FLOTSAM & JETSAM: Non disclosure agreements: Keeping rich guys out of prison

Thursday, December 12, 2019

Non disclosure agreements: Keeping rich guys out of prison

Sam Smith - The Harvey Weinstein case brings to mind the fact that law and justice can be antonyms. It is far too usual that the legal profession has designed the former to protect the rich and powerful, thus weakening the latter.

Non disclosure agreements are a classic example, especially, as in the cases of Weinstein and Trump, they are used to keep women silent about sexual events that might otherwise be charged as rape, harassment or other abuse. 

Central to such agreements is something called money. Thus, if you have enough money to pay someone to keep silent you don't have to worry about going to prison for one's offenses. And it should be remembered that if one pays someone a large sum to keep silent there is probably something to keep silent about.

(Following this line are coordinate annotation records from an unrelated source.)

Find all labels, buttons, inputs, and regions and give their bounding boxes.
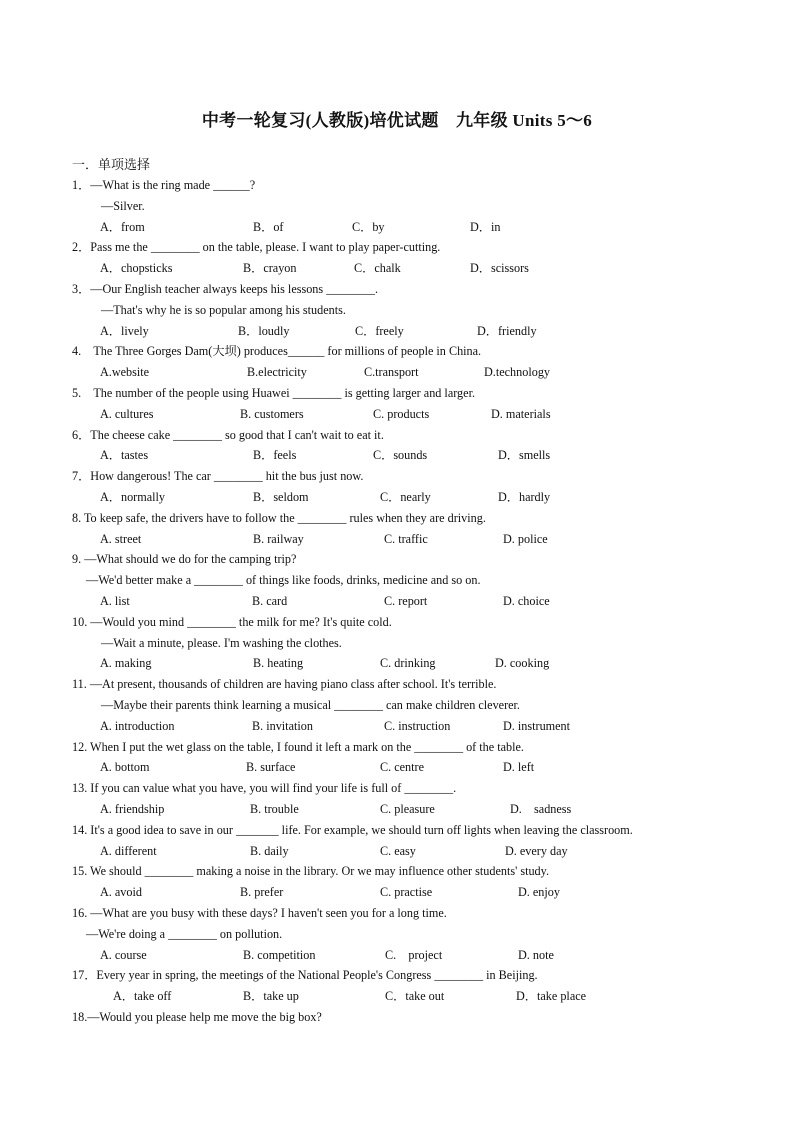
question-3-line-2: —That's why he is so popular among his students.: [101, 302, 346, 317]
question-17-option-1: A．take off: [113, 989, 172, 1004]
question-9-line-1: 9. —What should we do for the camping trip?: [72, 552, 297, 567]
question-15-option-2: B. prefer: [240, 885, 284, 900]
question-8-option-2: B. railway: [253, 531, 304, 546]
question-10-option-3: C. drinking: [380, 656, 436, 671]
question-11-line-1: 11. —At present, thousands of children are having piano class after school. It's terrible.: [72, 677, 497, 692]
question-14-option-2: B. daily: [250, 843, 289, 858]
question-15-option-3: C. practise: [380, 885, 433, 900]
question-14-option-3: C. easy: [380, 843, 416, 858]
question-11-option-4: D. instrument: [503, 718, 571, 733]
question-17-option-2: B．take up: [243, 989, 299, 1004]
question-5-option-4: D. materials: [491, 406, 551, 421]
question-12-option-2: B. surface: [246, 760, 296, 775]
question-16-line-1: 16. —What are you busy with these days? I haven't seen you for a long time.: [72, 906, 447, 920]
question-14-option-1: A. different: [100, 843, 157, 858]
question-9-option-2: B. card: [252, 594, 288, 608]
question-13-option-4: D. sadness: [510, 802, 572, 816]
question-2-option-2: B．crayon: [243, 261, 297, 276]
question-3-option-3: C．freely: [355, 323, 404, 338]
question-16-option-4: D. note: [518, 947, 554, 962]
question-8-option-4: D. police: [503, 531, 548, 546]
question-2-option-1: A．chopsticks: [100, 261, 173, 276]
question-10-option-4: D. cooking: [495, 656, 550, 671]
question-7-option-1: A．normally: [100, 490, 165, 504]
question-2-option-4: D．scissors: [470, 261, 529, 276]
question-7-option-3: C．nearly: [380, 490, 431, 504]
question-17-option-3: C．take out: [385, 989, 445, 1004]
question-9-option-1: A. list: [100, 594, 130, 608]
question-5-option-1: A. cultures: [100, 406, 154, 421]
question-11-option-3: C. instruction: [384, 718, 451, 733]
question-16-option-2: B. competition: [243, 947, 316, 962]
question-10-option-2: B. heating: [253, 656, 304, 671]
question-17-line-1: 17．Every year in spring, the meetings of the National People's Congress ________ in Beijing.: [72, 968, 538, 983]
question-6-line-1: 6．The cheese cake ________ so good that I can't wait to eat it.: [72, 427, 384, 442]
question-13-option-2: B. trouble: [250, 802, 299, 816]
page-title: 中考一轮复习(人教版)培优试题 九年级 Units 5～6: [201, 111, 593, 130]
question-10-line-2: —Wait a minute, please. I'm washing the clothes.: [101, 635, 342, 650]
question-15-option-4: D. enjoy: [518, 885, 560, 900]
question-6-option-2: B．feels: [253, 448, 297, 463]
question-12-option-3: C. centre: [380, 760, 424, 775]
question-18-line-1: 18.—Would you please help me move the big box?: [72, 1010, 322, 1024]
question-5-option-3: C. products: [373, 406, 430, 421]
question-9-option-4: D. choice: [503, 594, 550, 608]
question-7-option-2: B．seldom: [253, 490, 309, 504]
question-3-option-4: D．friendly: [477, 323, 537, 338]
question-15-option-1: A. avoid: [100, 885, 142, 900]
question-4-option-3: C.transport: [364, 365, 419, 380]
question-17-option-4: D．take place: [516, 989, 587, 1004]
question-14-line-1: 14. It's a good idea to save in our _______ life. For example, we should turn off lights when leaving the classroom.: [72, 822, 633, 837]
question-6-option-3: C．sounds: [373, 448, 428, 463]
question-10-option-1: A. making: [100, 656, 152, 671]
question-9-option-3: C. report: [384, 594, 428, 608]
question-12-line-1: 12. When I put the wet glass on the table, I found it left a mark on the ________ of the table.: [72, 739, 524, 754]
question-6-option-1: A．tastes: [100, 448, 149, 463]
question-8-line-1: 8. To keep safe, the drivers have to follow the ________ rules when they are driving.: [72, 510, 486, 525]
question-1-option-1: A．from: [100, 219, 145, 234]
question-2-line-1: 2．Pass me the ________ on the table, please. I want to play paper-cutting.: [72, 240, 441, 255]
question-16-option-3: C. project: [385, 947, 443, 962]
question-7-option-4: D．hardly: [498, 490, 551, 504]
question-3-option-2: B．loudly: [238, 323, 290, 338]
question-12-option-4: D. left: [503, 760, 535, 775]
question-15-line-1: 15. We should ________ making a noise in the library. Or we may influence other students' study.: [72, 864, 549, 879]
question-13-option-1: A. friendship: [100, 802, 165, 816]
question-4-option-2: B.electricity: [247, 365, 307, 380]
question-4-option-1: A.website: [100, 365, 150, 380]
section-heading: 一．单项选择: [72, 157, 151, 172]
question-7-line-1: 7．How dangerous! The car ________ hit the bus just now.: [72, 469, 364, 484]
question-1-line-2: —Silver.: [101, 198, 145, 213]
question-2-option-3: C．chalk: [354, 261, 401, 276]
question-13-line-1: 13. If you can value what you have, you will find your life is full of ________.: [72, 781, 457, 796]
question-11-option-1: A. introduction: [100, 718, 175, 733]
question-16-line-2: —We're doing a ________ on pollution.: [86, 926, 283, 941]
question-11-line-2: —Maybe their parents think learning a musical ________ can make children cleverer.: [101, 698, 520, 712]
question-3-option-1: A．lively: [100, 323, 149, 338]
question-8-option-1: A. street: [100, 531, 142, 546]
question-4-line-1: 4. The Three Gorges Dam(大坝) produces______ for millions of people in China.: [72, 344, 482, 359]
question-1-option-4: D．in: [470, 219, 501, 234]
question-1-option-2: B．of: [253, 219, 284, 234]
question-4-option-4: D.technology: [484, 365, 551, 380]
question-10-line-1: 10. —Would you mind ________ the milk for me? It's quite cold.: [72, 614, 392, 629]
question-12-option-1: A. bottom: [100, 760, 150, 775]
question-1-line-1: 1．—What is the ring made ______?: [72, 178, 256, 192]
question-9-line-2: —We'd better make a ________ of things like foods, drinks, medicine and so on.: [86, 573, 481, 588]
question-13-option-3: C. pleasure: [380, 802, 435, 816]
question-5-option-2: B. customers: [240, 406, 304, 421]
question-1-option-3: C．by: [352, 219, 385, 234]
question-16-option-1: A. course: [100, 947, 147, 962]
question-5-line-1: 5. The number of the people using Huawei ________ is getting larger and larger.: [72, 386, 475, 400]
question-11-option-2: B. invitation: [252, 718, 313, 733]
question-3-line-1: 3．—Our English teacher always keeps his lessons ________.: [72, 282, 378, 296]
question-6-option-4: D．smells: [498, 448, 551, 463]
question-8-option-3: C. traffic: [384, 531, 428, 546]
question-14-option-4: D. every day: [505, 843, 568, 858]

There have been some efforts to correct this situation. In March 2018, the New Yorker reported:
Before #MeToo, several states, including Florida, Washington, and Louisiana, already had “sunshine in litigation” laws, which prohibit confidentiality provisions if they conceal “public hazards,” such as dangers to general health or safety. (The name is a riff on Justice Louis Brandeis’s quotation that sunlight is “the best of disinfectants.”) In recent months, after #MeToo, several states, including New York and California, have proposed new legislation prohibiting confidentiality provisions in contracts that have the purpose or effect of concealing discrimination or harassment. The tax bill that Congress passed in December even included a provision disallowing a deduction for “any settlement or payment related to sexual harassment or sexual abuse if such settlement or payment is subject to a nondisclosure agreement.” 
And these cases can involved more than sex. For example, USA Today reported:
The payments to former Playboy model Karen McDougal and adult film star Stormy Daniels were not reported at the time and amounted to improper campaign contributions, prosecutors said.
But the key point is that such payments are only possible if you have the money to make them, thus exempting the wealthy from more painful aspects of criminal and civil law.  The average bigamist or sex abuser can't afford a few hundred thousand dollars for silence. Non disclosure is non-justice favoring the rich and powerful.